What is the new AviClear laser I’ve been hearing about?
“The AviClear laser is a first-of-its-kind, FDA-cleared treatment that uses a specific wavelength to target abnormal sebaceous glands that lead to acne,” says New York dermatologist Dennis Gross, MD. “We have had lasers with specific wavelengths that target skin issues like brown spots, redness, blood vessels and laser hair removal, but there’s never been a wavelength that can target the oil glands—until now. It has become the new go-to treatment at my practice because it is safe and effective on all skin tones, it doesn’t require downtime, and best of all, patients see long-lasting results in just three, 30-minute treatments.”
The clinical results of AviClear are being compared to Accutane, but without the scary side effects. “It’s an excellent alternative, and nearly everyone with mild, moderate or severe acne is a candidate [it’s not advised for those who are pregnant or breastfeeding],” Dr. Gross adds. “I’ve seen great results in teenagers, as well as adults experiencing hormonal and perimenopausal acne. Results can be seen after the first treatment, but they improve after the second and third treatment.”
Did You Know?
“Probiotic supplements can help improve gut health, which in turn can help minimize acne,” says Peterson, noting that probiotics can be taken orally and/or used in skin care. “Probiotics in skin-care products are shown to reduce inflammation, which is one of the main issues associated with acne.”

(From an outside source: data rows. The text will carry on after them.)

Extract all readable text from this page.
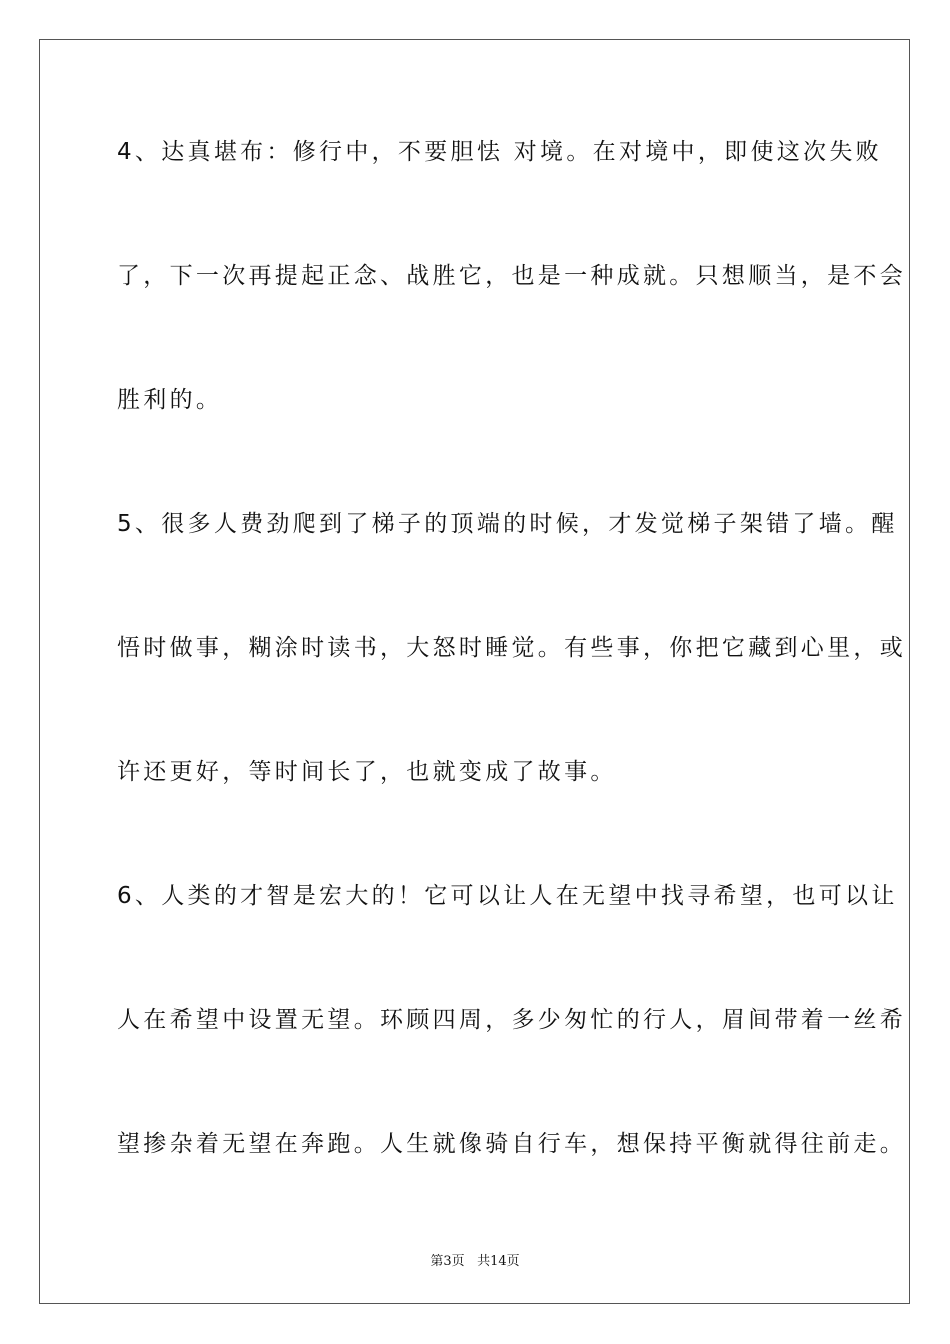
4、达真堪布：修行中，不要胆怯 对境。在对境中，即使这次失败
了，下一次再提起正念、战胜它，也是一种成就。只想顺当，是不会
胜利的。
5、很多人费劲爬到了梯子的顶端的时候，才发觉梯子架错了墙。醒
悟时做事，糊涂时读书，大怒时睡觉。有些事，你把它藏到心里，或
许还更好，等时间长了，也就变成了故事。
6、人类的才智是宏大的！它可以让人在无望中找寻希望，也可以让
人在希望中设置无望。环顾四周，多少匆忙的行人，眉间带着一丝希
望掺杂着无望在奔跑。人生就像骑自行车，想保持平衡就得往前走。
第3页 共14页
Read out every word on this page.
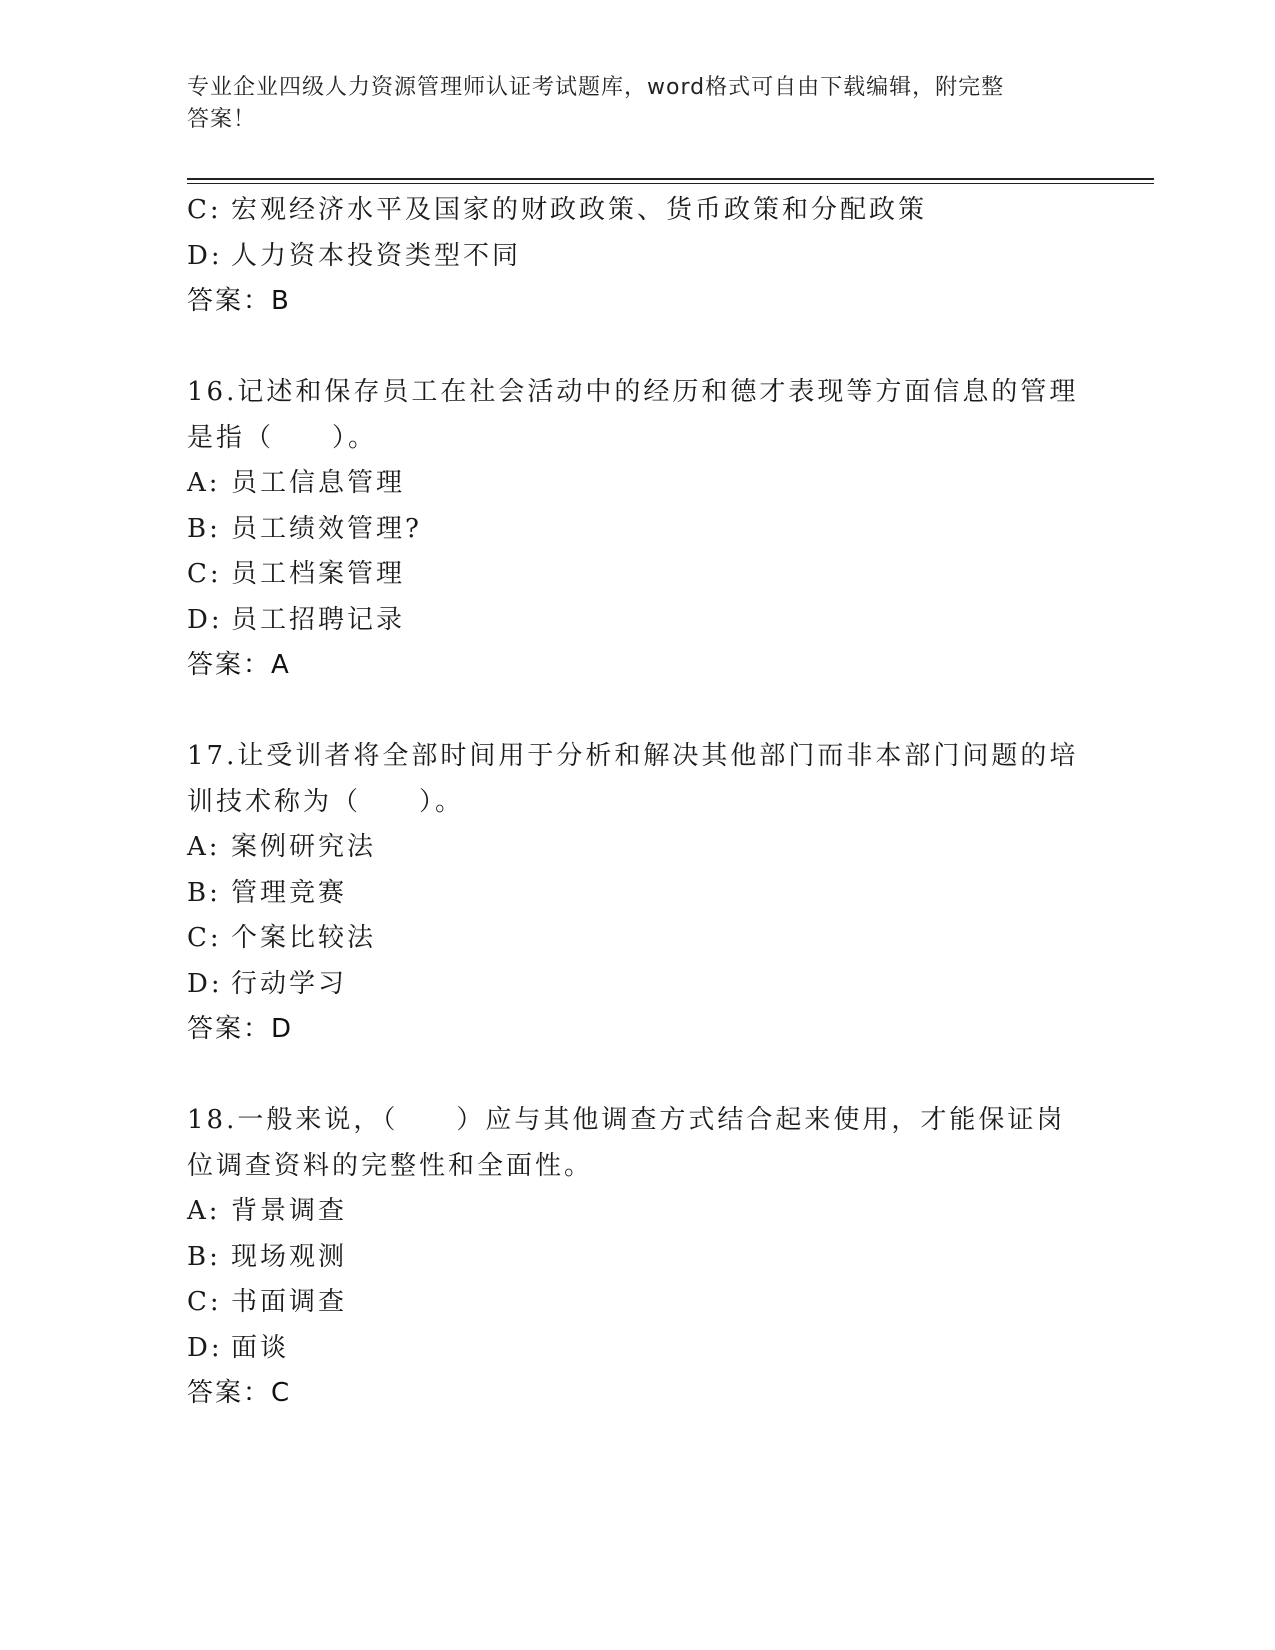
专业企业四级人力资源管理师认证考试题库，word格式可自由下载编辑，附完整
答案！
C: 宏观经济水平及国家的财政政策、货币政策和分配政策
D: 人力资本投资类型不同
答案：B
16.记述和保存员工在社会活动中的经历和德才表现等方面信息的管理
是指（　　）。
A: 员工信息管理
B: 员工绩效管理?
C: 员工档案管理
D: 员工招聘记录
答案：A
17.让受训者将全部时间用于分析和解决其他部门而非本部门问题的培
训技术称为（　　）。
A: 案例研究法
B: 管理竞赛
C: 个案比较法
D: 行动学习
答案：D
18.一般来说，（　　）应与其他调查方式结合起来使用，才能保证岗
位调查资料的完整性和全面性。
A: 背景调查
B: 现场观测
C: 书面调查
D: 面谈
答案：C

What are the best treatments for acne scars?
Like acne, the treatment of scarring usually requires a multifaceted approach, addressing all aspects of the scarring, from the depth of the scars to the ethnicity of the patient. Many derms utilize IPL and lasers like Aerolase Neo to remove the scars’ pigment (pigment causes the scars to appear more noticeable). Peterson also relies on “microneedling and microneedling with radio frequency because they can break down scar tissue and smooth out the skin.” The Tixel laser is another great option for resurfacing textured skin, too.

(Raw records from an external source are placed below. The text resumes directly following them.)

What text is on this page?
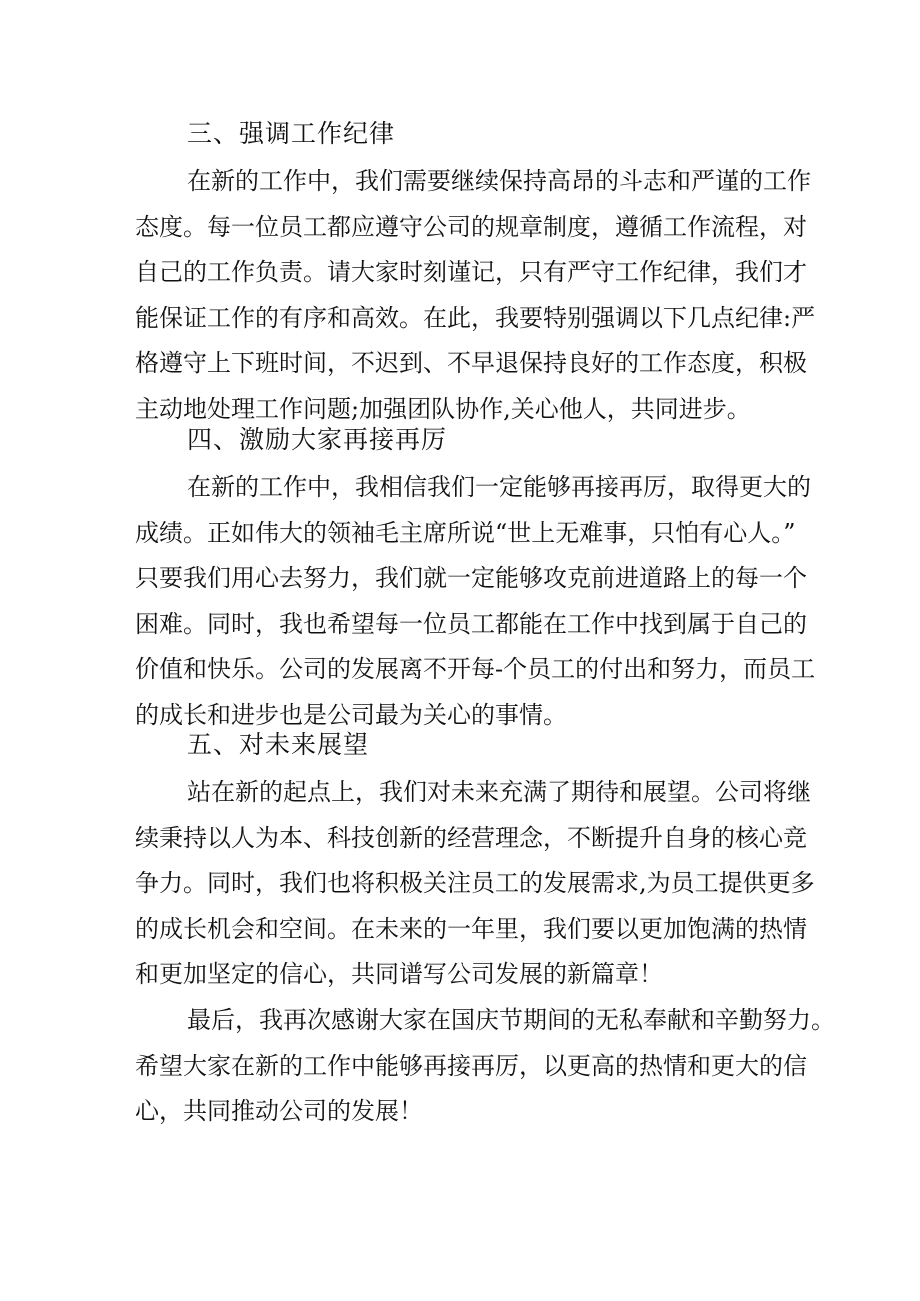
三、强调工作纪律

在新的工作中，我们需要继续保持高昂的斗志和严谨的工作
态度。每一位员工都应遵守公司的规章制度，遵循工作流程，对
自己的工作负责。请大家时刻谨记，只有严守工作纪律，我们才
能保证工作的有序和高效。在此，我要特别强调以下几点纪律:严
格遵守上下班时间，不迟到、不早退保持良好的工作态度，积极
主动地处理工作问题;加强团队协作,关心他人，共同进步。

四、激励大家再接再厉

在新的工作中，我相信我们一定能够再接再厉，取得更大的
成绩。正如伟大的领袖毛主席所说“世上无难事，只怕有心人。”
只要我们用心去努力，我们就一定能够攻克前进道路上的每一个
困难。同时，我也希望每一位员工都能在工作中找到属于自己的
价值和快乐。公司的发展离不开每-个员工的付出和努力，而员工
的成长和进步也是公司最为关心的事情。

五、对未来展望

站在新的起点上，我们对未来充满了期待和展望。公司将继
续秉持以人为本、科技创新的经营理念，不断提升自身的核心竞
争力。同时，我们也将积极关注员工的发展需求,为员工提供更多
的成长机会和空间。在未来的一年里，我们要以更加饱满的热情
和更加坚定的信心，共同谱写公司发展的新篇章！

最后，我再次感谢大家在国庆节期间的无私奉献和辛勤努力。
希望大家在新的工作中能够再接再厉，以更高的热情和更大的信
心，共同推动公司的发展！
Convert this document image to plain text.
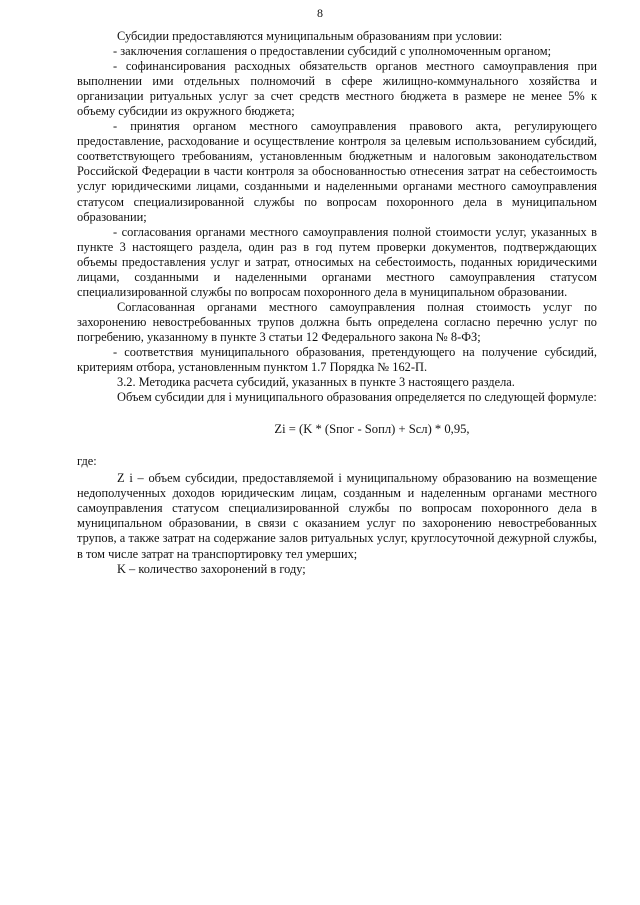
8

Субсидии предоставляются муниципальным образованиям при условии:

- заключения соглашения о предоставлении субсидий с уполномоченным органом;

- софинансирования расходных обязательств органов местного самоуправления при выполнении ими отдельных полномочий в сфере жилищно-коммунального хозяйства и организации ритуальных услуг за счет средств местного бюджета в размере не менее 5% к объему субсидии из окружного бюджета;

- принятия органом местного самоуправления правового акта, регулирующего предоставление, расходование и осуществление контроля за целевым использованием субсидий, соответствующего требованиям, установленным бюджетным и налоговым законодательством Российской Федерации в части контроля за обоснованностью отнесения затрат на себестоимость услуг юридическими лицами, созданными и наделенными органами местного самоуправления статусом специализированной службы по вопросам похоронного дела в муниципальном образовании;

- согласования органами местного самоуправления полной стоимости услуг, указанных в пункте 3 настоящего раздела, один раз в год путем проверки документов, подтверждающих объемы предоставления услуг и затрат, относимых на себестоимость, поданных юридическими лицами, созданными и наделенными органами местного самоуправления статусом специализированной службы по вопросам похоронного дела в муниципальном образовании.

Согласованная органами местного самоуправления полная стоимость услуг по захоронению невостребованных трупов должна быть определена согласно перечню услуг по погребению, указанному в пункте 3 статьи 12 Федерального закона № 8-ФЗ;

- соответствия муниципального образования, претендующего на получение субсидий, критериям отбора, установленным пунктом 1.7 Порядка № 162-П.

3.2. Методика расчета субсидий, указанных в пункте 3 настоящего раздела.

Объем субсидии для i муниципального образования определяется по следующей формуле:

Zi = (K * (Sпог - Sопл) + Sсл) * 0,95,

где:

Z i – объем субсидии, предоставляемой i муниципальному образованию на возмещение недополученных доходов юридическим лицам, созданным и наделенным органами местного самоуправления статусом специализированной службы по вопросам похоронного дела в муниципальном образовании, в связи с оказанием услуг по захоронению невостребованных трупов, а также затрат на содержание залов ритуальных услуг, круглосуточной дежурной службы, в том числе затрат на транспортировку тел умерших;

K – количество захоронений в году;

Dr. Honet’s favorite approach for mild-to-moderate acne scarring is a combination of DiamondGlow with microneedling, and possibly a laser. “At times, a chemical peel will be needed adjunctively, or a more ablative laser treatment like CO2,” she says. “An isolated, deeply pitted scar may require a TCA treatment called TCA Cross, or it may need to be cut out. In this case, we can use dermal filler to revolumize the area.”
From spot-treatments to full-face blemish-busters, these four targeted formulas put skin on the path to clear.
La Roche-Posay Effaclar Salicylic Acid Serum ($40) tackles blemishes, blackheads and large pores head-on with a blend of 1.5-percent salicylic acid, glycolic acid and gently exfoliating lipohydroxy acid.
To shrink chin breakouts overnight, try Hero Cosmetics Mighty Patch Chin ($18) (the brand’s most requested product ever), which features the same potent hydrocolloid as its cult-classic pimple stickers, but in a larger format.
ZITSTICKA’s first facial cleanser, Cushion Cleanse ($35), is a jelly-like lotion that lightly foams to remove oil and grime while supporting the skin barrier thanks to soothing botanicals like Arctic raspberry and sea moss.
If acne scarring is a concern, Peterson recommends ultra-reparative iS Clinical Pro-Heal Serum Advance+ ($158), which “is great for helping to minimize the appearance of acne scars because it contains retinol, antioxidants and anti-inflammatories.”